Draw the base AX of the triangle, with AX nice and long.
Draw angle A, making the other side nice and long.
Mark C and drop an altitude to D on AB. Label the height CD=9
Now draw an arc of radius 15 centered at C, and you will see that it intersects AX at two points. Either of those could be labeled B.
Note that 9/AC = sin33°. So, AC = 16.52
Note that if side a had been longer than that, it would have been so long that one of the intersections on AX would have been outside the angle, so there would only be one triangle.
To determine how many triangles can be made with the given measurements, we need to consider the conditions for triangle construction.
In a triangle, the sum of the lengths of any two sides must be greater than the length of the third side. This condition is known as the Triangle Inequality Theorem.

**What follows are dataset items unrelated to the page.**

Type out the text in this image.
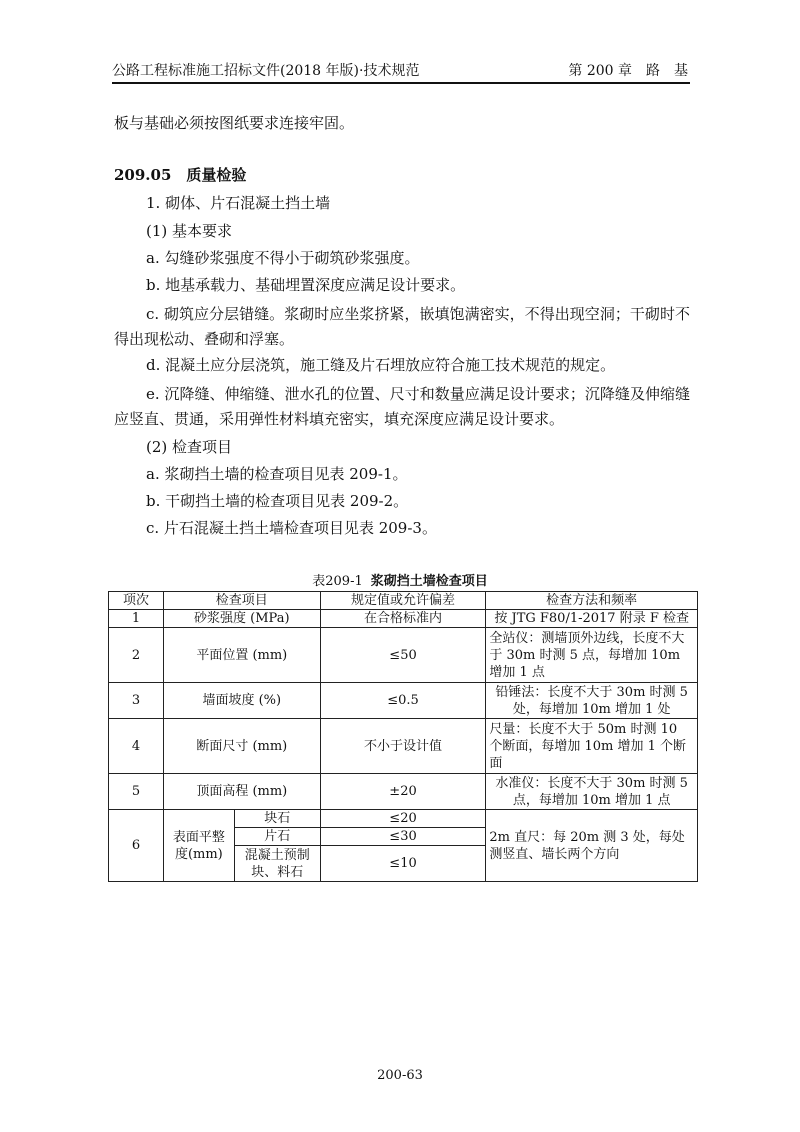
公路工程标准施工招标文件(2018 年版)·技术规范	第 200 章　路　基
板与基础必须按图纸要求连接牢固。
209.05　质量检验
1. 砌体、片石混凝土挡土墙
(1) 基本要求
a. 勾缝砂浆强度不得小于砌筑砂浆强度。
b. 地基承载力、基础埋置深度应满足设计要求。
c. 砌筑应分层错缝。浆砌时应坐浆挤紧，嵌填饱满密实，不得出现空洞；干砌时不得出现松动、叠砌和浮塞。
d. 混凝土应分层浇筑，施工缝及片石埋放应符合施工技术规范的规定。
e. 沉降缝、伸缩缝、泄水孔的位置、尺寸和数量应满足设计要求；沉降缝及伸缩缝应竖直、贯通，采用弹性材料填充密实，填充深度应满足设计要求。
(2) 检查项目
a. 浆砌挡土墙的检查项目见表 209-1。
b. 干砌挡土墙的检查项目见表 209-2。
c. 片石混凝土挡土墙检查项目见表 209-3。
表209-1 浆砌挡土墙检查项目
项次	检查项目		规定值或允许偏差	检查方法和频率
1	砂浆强度 (MPa)		在合格标准内	按 JTG F80/1-2017 附录 F 检查
2	平面位置 (mm)		≤50	全站仪：测墙顶外边线，长度不大于 30m 时测 5 点，每增加 10m 增加 1 点
3	墙面坡度 (%)		≤0.5	铅锤法：长度不大于 30m 时测 5 处，每增加 10m 增加 1 处
4	断面尺寸 (mm)		不小于设计值	尺量：长度不大于 50m 时测 10 个断面，每增加 10m 增加 1 个断面
5	顶面高程 (mm)		±20	水准仪：长度不大于 30m 时测 5 点，每增加 10m 增加 1 点
6	表面平整度(mm)	块石	≤20	2m 直尺：每 20m 测 3 处，每处测竖直、墙长两个方向
		片石	≤30	
		混凝土预制块、料石	≤10	
200-63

Let's analyze the given measurements:
Side a = 15 in.
Side b = ?
Side c = ?
Angle A = 33°
Angle B = ?
Angle C = ?
Height h = 9 in.
We know that the height of a triangle forms a right angle with the base. In this case, the height is given as 9 inches.
Let's start by finding the missing angle B using the fact that the angles in a triangle add up to 180°:
Angle A + Angle B + Angle C = 180°
33° + Angle B + Angle C = 180°
Since we know Angle A and we want to find Angle B, we can rewrite the equation:
Angle B + Angle C = 180° - Angle A
Angle B + Angle C = 180° - 33°
Angle B + Angle C = 147°
Now let's use the Law of Sines to find the lengths of sides b and c:
sin(A) / a = sin(B) / b = sin(C) / c
We know sin(A) and a:
sin(33°) / 15 = sin(B) / b
To find the value of sin(B), we need to use trigonometric tables or a calculator. Let's assume that we find sin(B) = x.
sin(B) / b = x / b
Since we know sin(B) = x, we can simplify the equation:
x / b = x / b
This means that for any value of x, b can take any positive real number value.
Similarly, we can find the length of side c using the same approach.
Therefore, for the given measurements, there are infinitely many triangles that can be formed. The lengths of sides b and c can vary while satisfying the Triangle Inequality Theorem.